If All's Well That Ends Well is Shakespeare's sick twist on the classic fairy tale, then Bertram is Shakespeare's twist on Prince Charming. Sure, he's the man of Helen's dreams (he's rich, handsome, has lots of friends, and he's obviously a great soldier). Still, most audiences and literary critics think he's also kind of a jerk.
Here's why. When the king of France announces Bertram's engagement to Helen, snobby Bertram objects to being married to the daughter of a "poor physician" because he thinks she'll only "bring [him] down" (2.3.126, 123). Then he tricks his new wife into going back to Roussillon so he can run away to Italy where he acts like a total player and tries to "corrupt the tender honor of a maid" (3.5.84). (Translation: Bertram tries to seduce a young virgin named Diana.) Oh, and did we mention that Bertram also lies about it later when he's confronted by the king of France? We can definitely see why Bertram doesn't win any popularity contests with audiences and literary critics.
Wait a minute, though. We may have left out just a few minor details about Bertram and his circumstances in this play. Let's not forget that this guy is forced to marry Helen when the king of France allows her to choose a husband as a reward for curing his illness (2.3). We can't blame Bertram for not wanting to be some kind of trophy husband, can we? Actually, we admire his honesty when he says he doesn't love Helen and doesn't think he should have to marry her just because she did the king a favor:
Know'st thou not,
What she has done for me?
Yes, my good lord,
But never hope to know why I should marry her. (2.3.117-121)

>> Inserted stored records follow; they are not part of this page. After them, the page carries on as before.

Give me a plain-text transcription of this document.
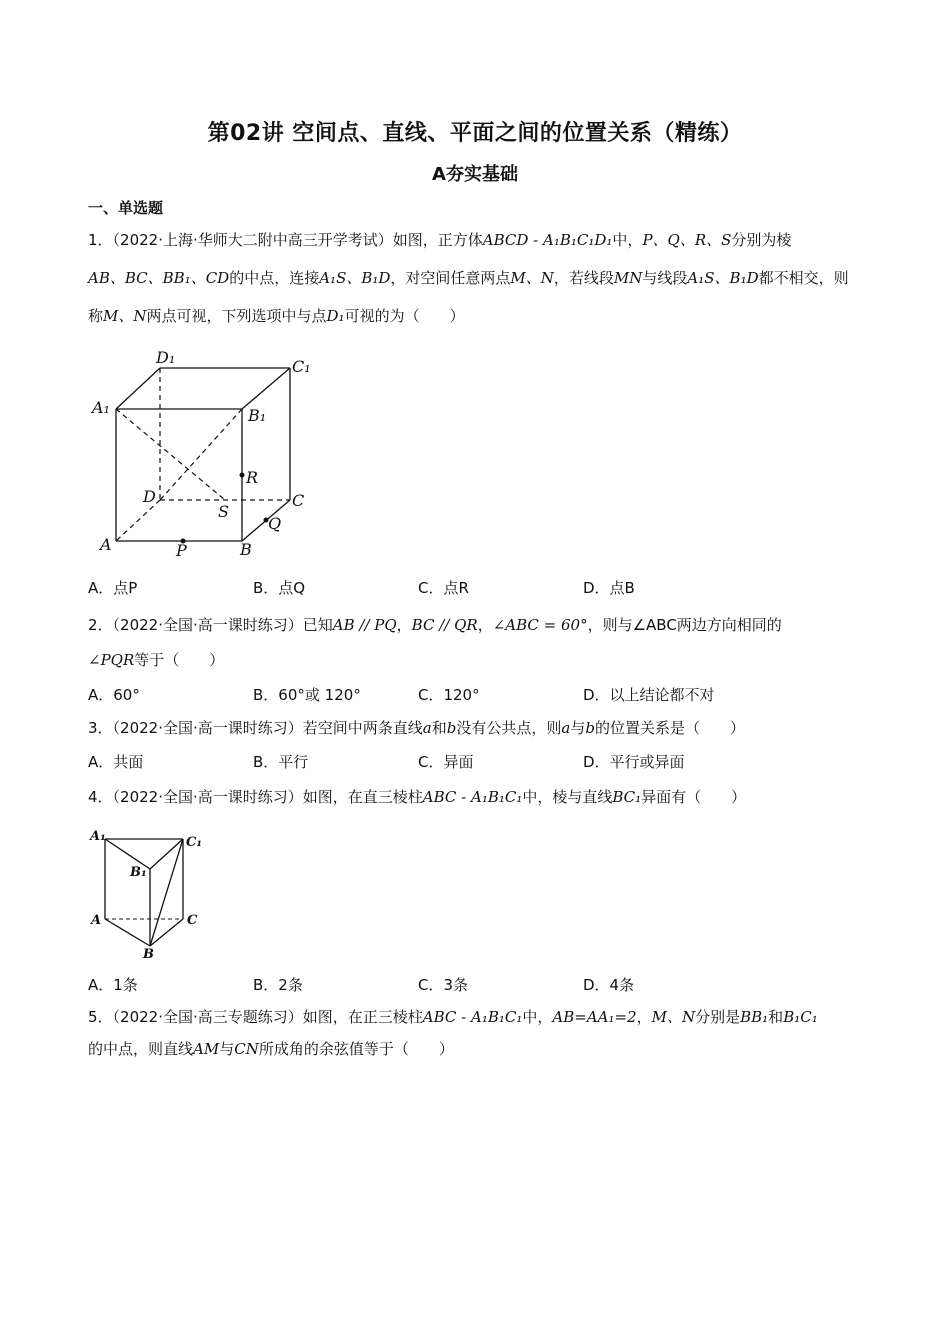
第02讲 空间点、直线、平面之间的位置关系（精练）
A夯实基础
一、单选题
1．（2022·上海·华师大二附中高三开学考试）如图，正方体ABCD - A₁B₁C₁D₁中，P、Q、R、S分别为棱
AB、BC、BB₁、CD的中点，连接A₁S、B₁D，对空间任意两点M、N，若线段MN与线段A₁S、B₁D都不相交，则
称M、N两点可视，下列选项中与点D₁可视的为（　　）
D₁	C₁
A₁	B₁
R
D	C
S
Q
A	P	B
A．点P	B．点Q	C．点R	D．点B
2．（2022·全国·高一课时练习）已知AB // PQ，BC // QR，∠ABC = 60°，则与∠ABC两边方向相同的
∠PQR等于（　　）
A．60°	B．60°或 120°	C．120°	D．以上结论都不对
3．（2022·全国·高一课时练习）若空间中两条直线a和b没有公共点，则a与b的位置关系是（　　）
A．共面	B．平行	C．异面	D．平行或异面
4．（2022·全国·高一课时练习）如图，在直三棱柱ABC - A₁B₁C₁中，棱与直线BC₁异面有（　　）
A₁	C₁
B₁
A	C
B
A．1条	B．2条	C．3条	D．4条
5．（2022·全国·高三专题练习）如图，在正三棱柱ABC - A₁B₁C₁中，AB=AA₁=2，M、N分别是BB₁和B₁C₁
的中点，则直线AM与CN所成角的余弦值等于（　　）
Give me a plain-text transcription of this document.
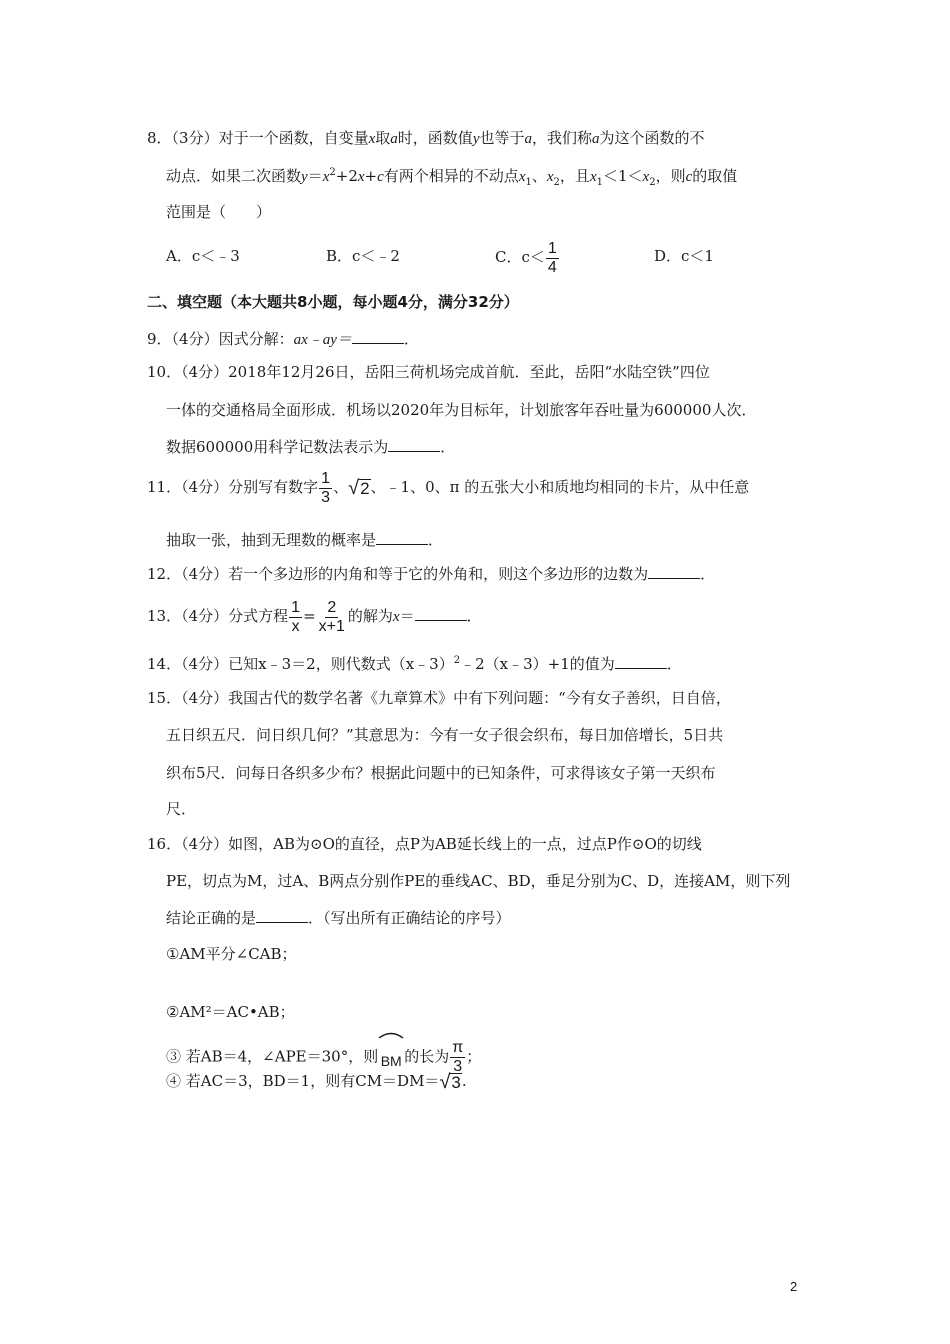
8．（3分）对于一个函数，自变量x取a时，函数值y也等于a，我们称a为这个函数的不
动点．如果二次函数$y=x^2+2x+c$有两个相异的不动点$x_1$、$x_2$，且$x_1<1<x_2$，则c的取值
范围是（　　）
A．c＜﹣3	B．c＜﹣2	C．$c< \frac{1}{4}$	D．c＜1
二、填空题（本大题共8小题，每小题4分，满分32分）
9．（4分）因式分解：ax﹣ay＝	．
10．（4分）2018年12月26日，岳阳三荷机场完成首航．至此，岳阳“水陆空铁”四位
一体的交通格局全面形成．机场以2020年为目标年，计划旅客年吞吐量为600000人次．
数据600000用科学记数法表示为	．
11．（4分）分别写有数字 $\frac{1}{3}$ 、 √ 2 、﹣1、0、π 的五张大小和质地均相同的卡片，从中任意
抽取一张，抽到无理数的概率是	．
12．（4分）若一个多边形的内角和等于它的外角和，则这个多边形的边数为	．
13．（4分）分式方程 $\frac{1}{x} = \frac{2}{x+1}$ 的解为x＝	．
14．（4分）已知x﹣3＝2，则代数式（x﹣3）$^2$﹣2（x﹣3）+1的值为	．
15．（4分）我国古代的数学名著《九章算术》中有下列问题：“今有女子善织，日自倍，
五日织五尺．问日织几何？”其意思为：今有一女子很会织布，每日加倍增长，5日共
织布5尺．问每日各织多少布？根据此问题中的已知条件，可求得该女子第一天织布
尺．
16．（4分）如图，AB为⊙O的直径，点P为AB延长线上的一点，过点P作⊙O的切线
PE，切点为M，过A、B两点分别作PE的垂线AC、BD，垂足分别为C、D，连接AM，则下列
结论正确的是	．（写出所有正确结论的序号）
①AM平分∠CAB；
②AM²＝AC•AB；
③ 若AB＝4，∠APE＝30°，则 BM 的长为 $\frac{\pi}{3}$ ；
④ 若AC＝3，BD＝1，则有CM＝DM＝ √ 3 .
2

While we're defending Bertram, we should also point out that Helen has been raised by his parents. At one point, Bertram says, "I know her well; / She had her breeding at my father's charge" (2.3.124-125). Could it be that Bertram doesn't want to be married to Helen because she's like a sibling to him? Even though Bertram and Helen aren't biologically related, he seems to think that being hitched to his sort-of-sister is a little creepy.
Like we said, Bertram is not happy about being forced to marry Helen. His solution is to never sleep with her, which is actually a pretty interesting response:
O my Parolles, they have married me!
I'll to the Tuscan wars and never bed her. (2.3.287-288)
In the play, most of the other characters criticize Bertram for rejecting Helen. Still, as literary critic Jonathan Bate points out, "if a woman were forced to marry in this way, we would rather admire her for withholding sexual favors from her husband?" (Source.) Hmm. Bate has a pretty good point, don't you think?
If we think of Bertram as a regular teenager (or in his early twenties), then we could argue that he's just like a lot of other young guys: he wants to fit in with his friends, he's not ready to be tied down to just one girl, and he's looking for a little adventure away from home. In other words, he's in the process of growing up and he wants to live his own life, but the older generation is always telling him what to do. (The king is his legal guardian, which is why he can make Bertram marry Helen. Also, he's the king, so we guess he can do whatever he wants.)
Did we also mention that Bertram is always being compared to his dead father? Check out what Bertram's mom says when he leaves home for the first time:
Be thou blessed, Bertram, and succeed thy father
In manners, as in shape. Thy blood and virtue
Contend for empire in thee, and thy goodness
Share with thy birthright. (1.1.63-66)
Dang. There's a lot of pressure on Bertram to live up to his dead father's reputation. It seems like every time we turn around, someone is comparing Bertram to his old man. Even the King of France does it. It also seems like poor Bertram is always coming up short. Come to think of it, this is a lot like what goes on in Hamlet – the play about the kid who is literally haunted by his dad, and who makes all kinds of terrible mistakes.
So, it seems to us that Shakespeare is really interested in exploring what it's like for a young man to grow up in the shadow of a ghost. In fact, Shakespeare is always telling us that growing up is hard work. Just ask Romeo and Juliet.